VEFA









Son zamanlarda çok kişi hayıflanıyor “Vefa, İstanbul’da bir semt adı olarak kaldı sadece” diye… Gerçekten de başka bir dünya var anlayamadığım. Duyguların, binaların talanı var sınırsızca. Faydalandığın sürece minnet duyup yanında olan, alacak bir şeyi kalmayınca kaybolan, harcanan emeklere, yaşananlara kolayca bitti diyerek gidebilen, vakit kaybetmeden hayatın akışına göre değişim gösterebilen, saflarını değiştirebilenlerin hüküm sürdüğü, sözüm ona ayakta kaldığı bu dünyada küçücük bir semttir VEFA.
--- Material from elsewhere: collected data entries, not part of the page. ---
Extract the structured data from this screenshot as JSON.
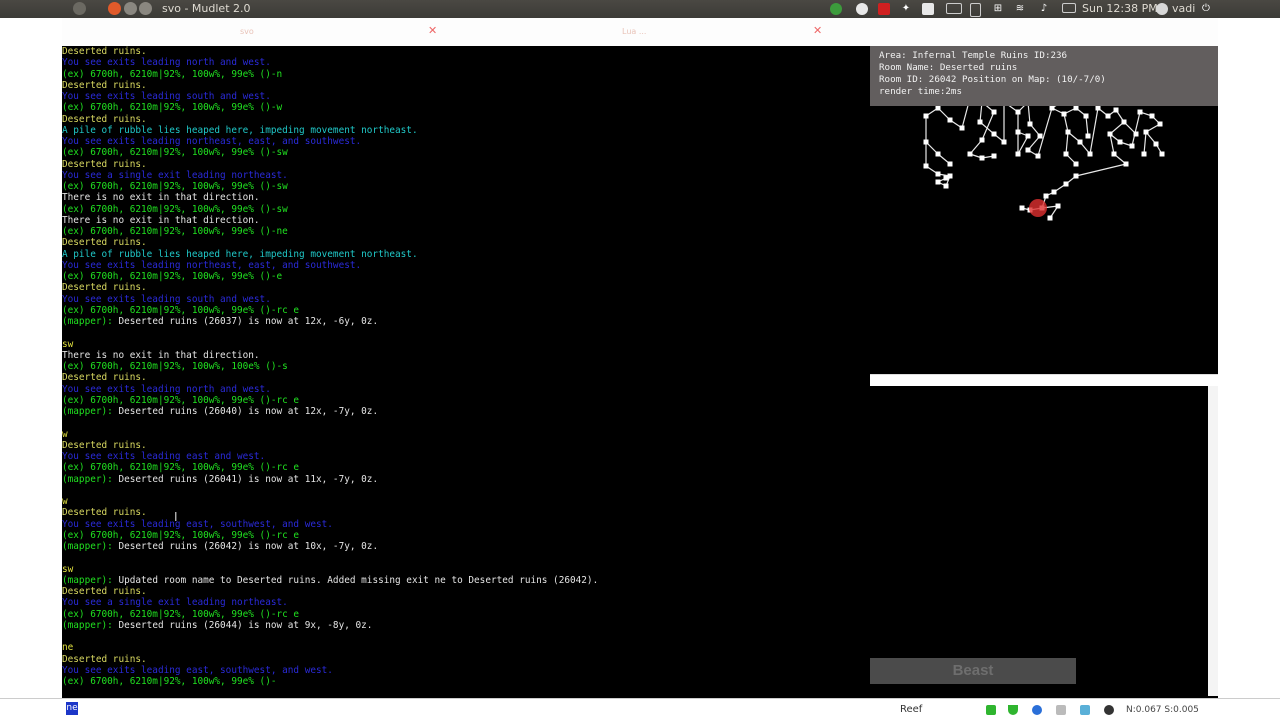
{
  "window": {
    "title": "svo - Mudlet 2.0",
    "clock": "Sun 12:38 PM",
    "user": "vadi"
  },
  "tabs": [
    {
      "label": "svo"
    },
    {
      "label": "Lua ..."
    }
  ],
  "console": {
    "lines": [
      {
        "text": "Deserted ruins.",
        "color": "c-y"
      },
      {
        "text": "You see exits leading north and west.",
        "color": "c-b"
      },
      {
        "text": "(ex) 6700h, 6210m|92%, 100w%, 99e% ()-n",
        "color": "c-g"
      },
      {
        "text": "Deserted ruins.",
        "color": "c-y"
      },
      {
        "text": "You see exits leading south and west.",
        "color": "c-b"
      },
      {
        "text": "(ex) 6700h, 6210m|92%, 100w%, 99e% ()-w",
        "color": "c-g"
      },
      {
        "text": "Deserted ruins.",
        "color": "c-y"
      },
      {
        "text": "A pile of rubble lies heaped here, impeding movement northeast.",
        "color": "c-c"
      },
      {
        "text": "You see exits leading northeast, east, and southwest.",
        "color": "c-b"
      },
      {
        "text": "(ex) 6700h, 6210m|92%, 100w%, 99e% ()-sw",
        "color": "c-g"
      },
      {
        "text": "Deserted ruins.",
        "color": "c-y"
      },
      {
        "text": "You see a single exit leading northeast.",
        "color": "c-b"
      },
      {
        "text": "(ex) 6700h, 6210m|92%, 100w%, 99e% ()-sw",
        "color": "c-g"
      },
      {
        "text": "There is no exit in that direction.",
        "color": "c-w"
      },
      {
        "text": "(ex) 6700h, 6210m|92%, 100w%, 99e% ()-sw",
        "color": "c-g"
      },
      {
        "text": "There is no exit in that direction.",
        "color": "c-w"
      },
      {
        "text": "(ex) 6700h, 6210m|92%, 100w%, 99e% ()-ne",
        "color": "c-g"
      },
      {
        "text": "Deserted ruins.",
        "color": "c-y"
      },
      {
        "text": "A pile of rubble lies heaped here, impeding movement northeast.",
        "color": "c-c"
      },
      {
        "text": "You see exits leading northeast, east, and southwest.",
        "color": "c-b"
      },
      {
        "text": "(ex) 6700h, 6210m|92%, 100w%, 99e% ()-e",
        "color": "c-g"
      },
      {
        "text": "Deserted ruins.",
        "color": "c-y"
      },
      {
        "text": "You see exits leading south and west.",
        "color": "c-b"
      },
      {
        "text": "(ex) 6700h, 6210m|92%, 100w%, 99e% ()-rc e",
        "color": "c-g"
      },
      {
        "text": "(mapper): Deserted ruins (26037) is now at 12x, -6y, 0z.",
        "color": "c-w",
        "prefix": "(mapper):"
      },
      {
        "text": "",
        "color": "c-w"
      },
      {
        "text": "sw",
        "color": "c-yl"
      },
      {
        "text": "There is no exit in that direction.",
        "color": "c-w"
      },
      {
        "text": "(ex) 6700h, 6210m|92%, 100w%, 100e% ()-s",
        "color": "c-g"
      },
      {
        "text": "Deserted ruins.",
        "color": "c-y"
      },
      {
        "text": "You see exits leading north and west.",
        "color": "c-b"
      },
      {
        "text": "(ex) 6700h, 6210m|92%, 100w%, 99e% ()-rc e",
        "color": "c-g"
      },
      {
        "text": "(mapper): Deserted ruins (26040) is now at 12x, -7y, 0z.",
        "color": "c-w",
        "prefix": "(mapper):"
      },
      {
        "text": "",
        "color": "c-w"
      },
      {
        "text": "w",
        "color": "c-yl"
      },
      {
        "text": "Deserted ruins.",
        "color": "c-y"
      },
      {
        "text": "You see exits leading east and west.",
        "color": "c-b"
      },
      {
        "text": "(ex) 6700h, 6210m|92%, 100w%, 99e% ()-rc e",
        "color": "c-g"
      },
      {
        "text": "(mapper): Deserted ruins (26041) is now at 11x, -7y, 0z.",
        "color": "c-w",
        "prefix": "(mapper):"
      },
      {
        "text": "",
        "color": "c-w"
      },
      {
        "text": "w",
        "color": "c-yl"
      },
      {
        "text": "Deserted ruins.",
        "color": "c-y"
      },
      {
        "text": "You see exits leading east, southwest, and west.",
        "color": "c-b"
      },
      {
        "text": "(ex) 6700h, 6210m|92%, 100w%, 99e% ()-rc e",
        "color": "c-g"
      },
      {
        "text": "(mapper): Deserted ruins (26042) is now at 10x, -7y, 0z.",
        "color": "c-w",
        "prefix": "(mapper):"
      },
      {
        "text": "",
        "color": "c-w"
      },
      {
        "text": "sw",
        "color": "c-yl"
      },
      {
        "text": "(mapper): Updated room name to Deserted ruins. Added missing exit ne to Deserted ruins (26042).",
        "color": "c-w",
        "prefix": "(mapper):"
      },
      {
        "text": "Deserted ruins.",
        "color": "c-y"
      },
      {
        "text": "You see a single exit leading northeast.",
        "color": "c-b"
      },
      {
        "text": "(ex) 6700h, 6210m|92%, 100w%, 99e% ()-rc e",
        "color": "c-g"
      },
      {
        "text": "(mapper): Deserted ruins (26044) is now at 9x, -8y, 0z.",
        "color": "c-w",
        "prefix": "(mapper):"
      },
      {
        "text": "",
        "color": "c-w"
      },
      {
        "text": "ne",
        "color": "c-yl"
      },
      {
        "text": "Deserted ruins.",
        "color": "c-y"
      },
      {
        "text": "You see exits leading east, southwest, and west.",
        "color": "c-b"
      },
      {
        "text": "(ex) 6700h, 6210m|92%, 100w%, 99e% ()-",
        "color": "c-g"
      }
    ]
  },
  "mapper": {
    "area": "Area: Infernal Temple Ruins ID:236",
    "room_name": "Room Name: Deserted ruins",
    "room_id": "Room ID: 26042 Position on Map: (10/-7/0)",
    "render_time": "render time:2ms"
  },
  "panels": {
    "beast_label": "Beast"
  },
  "bottombar": {
    "command": "ne",
    "profile": "Reef",
    "net_stats": "N:0.067 S:0.005"
  },
  "colors": {
    "exits_blue": "#2a2ad8",
    "prompt_green": "#20e020",
    "room_yellow": "#d8d860",
    "map_info_bg": "#625e5e",
    "player_marker": "#e03030"
  }
}
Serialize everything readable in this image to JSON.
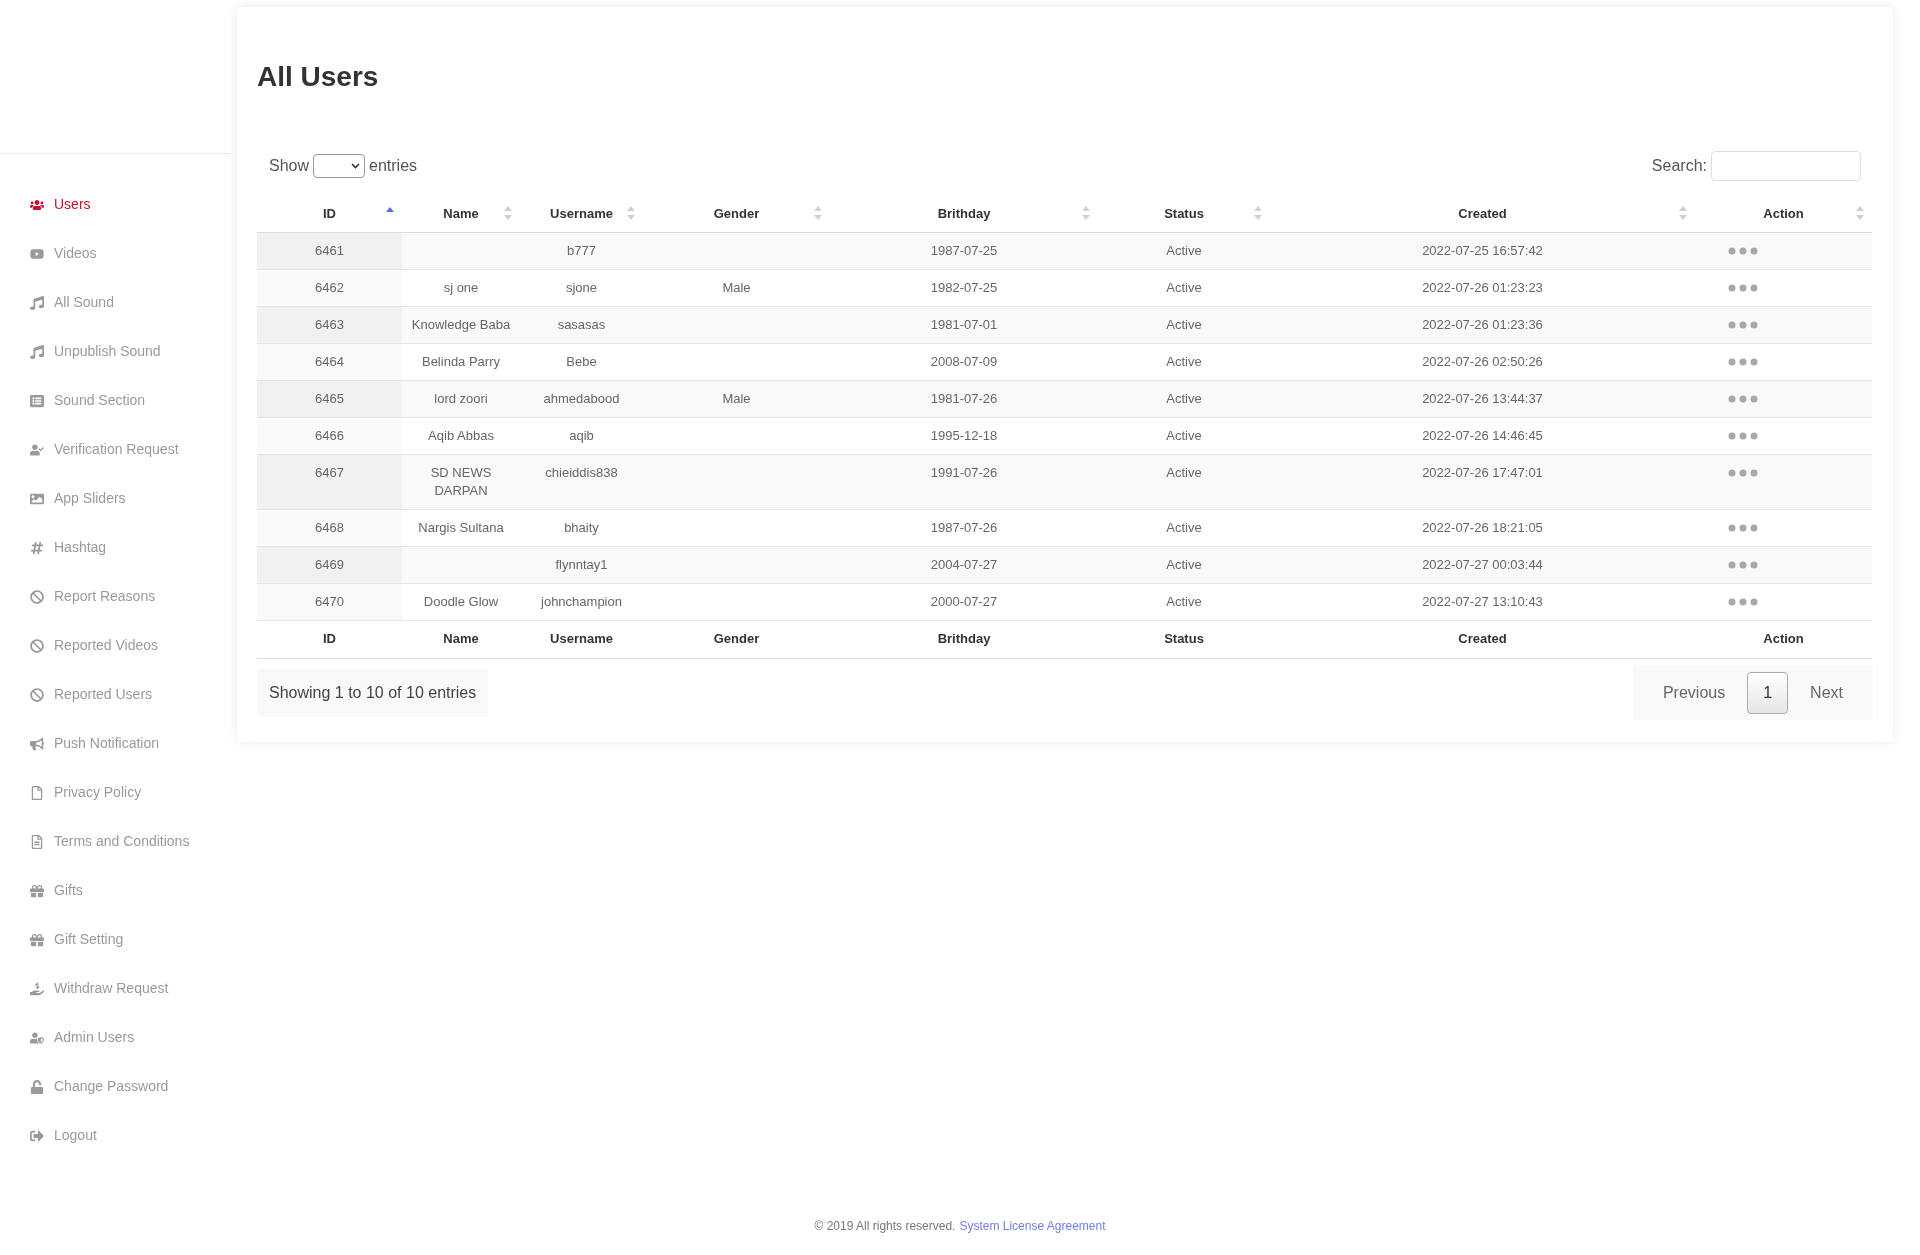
{
  "sidebar": {
    "items": [
      {
        "label": "Users",
        "selected": true
      },
      {
        "label": "Videos",
        "selected": false
      },
      {
        "label": "All Sound",
        "selected": false
      },
      {
        "label": "Unpublish Sound",
        "selected": false
      },
      {
        "label": "Sound Section",
        "selected": false
      },
      {
        "label": "Verification Request",
        "selected": false
      },
      {
        "label": "App Sliders",
        "selected": false
      },
      {
        "label": "Hashtag",
        "selected": false
      },
      {
        "label": "Report Reasons",
        "selected": false
      },
      {
        "label": "Reported Videos",
        "selected": false
      },
      {
        "label": "Reported Users",
        "selected": false
      },
      {
        "label": "Push Notification",
        "selected": false
      },
      {
        "label": "Privacy Policy",
        "selected": false
      },
      {
        "label": "Terms and Conditions",
        "selected": false
      },
      {
        "label": "Gifts",
        "selected": false
      },
      {
        "label": "Gift Setting",
        "selected": false
      },
      {
        "label": "Withdraw Request",
        "selected": false
      },
      {
        "label": "Admin Users",
        "selected": false
      },
      {
        "label": "Change Password",
        "selected": false
      },
      {
        "label": "Logout",
        "selected": false
      }
    ]
  },
  "page_title": "All Users",
  "length_control": {
    "before": "Show",
    "after": "entries"
  },
  "search": {
    "label": "Search:"
  },
  "table": {
    "columns": [
      {
        "label": "ID",
        "sorted": true
      },
      {
        "label": "Name",
        "sorted": false
      },
      {
        "label": "Username",
        "sorted": false
      },
      {
        "label": "Gender",
        "sorted": false
      },
      {
        "label": "Brithday",
        "sorted": false
      },
      {
        "label": "Status",
        "sorted": false
      },
      {
        "label": "Created",
        "sorted": false
      },
      {
        "label": "Action",
        "sorted": false
      }
    ],
    "rows": [
      {
        "id": "6461",
        "name": "",
        "username": "b777",
        "gender": "",
        "birthday": "1987-07-25",
        "status": "Active",
        "created": "2022-07-25 16:57:42"
      },
      {
        "id": "6462",
        "name": "sj one",
        "username": "sjone",
        "gender": "Male",
        "birthday": "1982-07-25",
        "status": "Active",
        "created": "2022-07-26 01:23:23"
      },
      {
        "id": "6463",
        "name": "Knowledge Baba",
        "username": "sasasas",
        "gender": "",
        "birthday": "1981-07-01",
        "status": "Active",
        "created": "2022-07-26 01:23:36"
      },
      {
        "id": "6464",
        "name": "Belinda Parry",
        "username": "Bebe",
        "gender": "",
        "birthday": "2008-07-09",
        "status": "Active",
        "created": "2022-07-26 02:50:26"
      },
      {
        "id": "6465",
        "name": "lord zoori",
        "username": "ahmedabood",
        "gender": "Male",
        "birthday": "1981-07-26",
        "status": "Active",
        "created": "2022-07-26 13:44:37"
      },
      {
        "id": "6466",
        "name": "Aqib Abbas",
        "username": "aqib",
        "gender": "",
        "birthday": "1995-12-18",
        "status": "Active",
        "created": "2022-07-26 14:46:45"
      },
      {
        "id": "6467",
        "name": "SD NEWS DARPAN",
        "username": "chieiddis838",
        "gender": "",
        "birthday": "1991-07-26",
        "status": "Active",
        "created": "2022-07-26 17:47:01"
      },
      {
        "id": "6468",
        "name": "Nargis Sultana",
        "username": "bhaity",
        "gender": "",
        "birthday": "1987-07-26",
        "status": "Active",
        "created": "2022-07-26 18:21:05"
      },
      {
        "id": "6469",
        "name": "",
        "username": "flynntay1",
        "gender": "",
        "birthday": "2004-07-27",
        "status": "Active",
        "created": "2022-07-27 00:03:44"
      },
      {
        "id": "6470",
        "name": "Doodle Glow",
        "username": "johnchampion",
        "gender": "",
        "birthday": "2000-07-27",
        "status": "Active",
        "created": "2022-07-27 13:10:43"
      }
    ],
    "footer_columns": [
      "ID",
      "Name",
      "Username",
      "Gender",
      "Brithday",
      "Status",
      "Created",
      "Action"
    ]
  },
  "info": "Showing 1 to 10 of 10 entries",
  "pagination": {
    "previous": "Previous",
    "pages": [
      {
        "label": "1",
        "selected": true
      }
    ],
    "next": "Next"
  },
  "footer": {
    "text": "© 2019 All rights reserved.",
    "link": "System License Agreement"
  }
}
İstanbul’da, Fatih’e bağlı, dokusunu kaybetmemiş,  tarihi bir semt. Hiç AVM olmayan, cami ve kilisenin yan yana olduğu, dar sokakları, eski binalarıyla şehrimizin gerçek miraslarından BENCE. Şimdilerde tarihi binaların çoğu vakıf olarak kullanılıyor gördüğüm kadarıyla. Yıllardır ülkemize fayda getiren pek çok değerli kişiyi yetiştiren ismini bulunduğu semtten adını alan  Vefa Lisesi de burada. Önünden geçerken bu bahçe kim bilir nelere şahit olmuştur, aramızda olmayan ünlüler bu bahçede neler oynamış, neler konuşmuştur diye düşünmeden edemiyorsun.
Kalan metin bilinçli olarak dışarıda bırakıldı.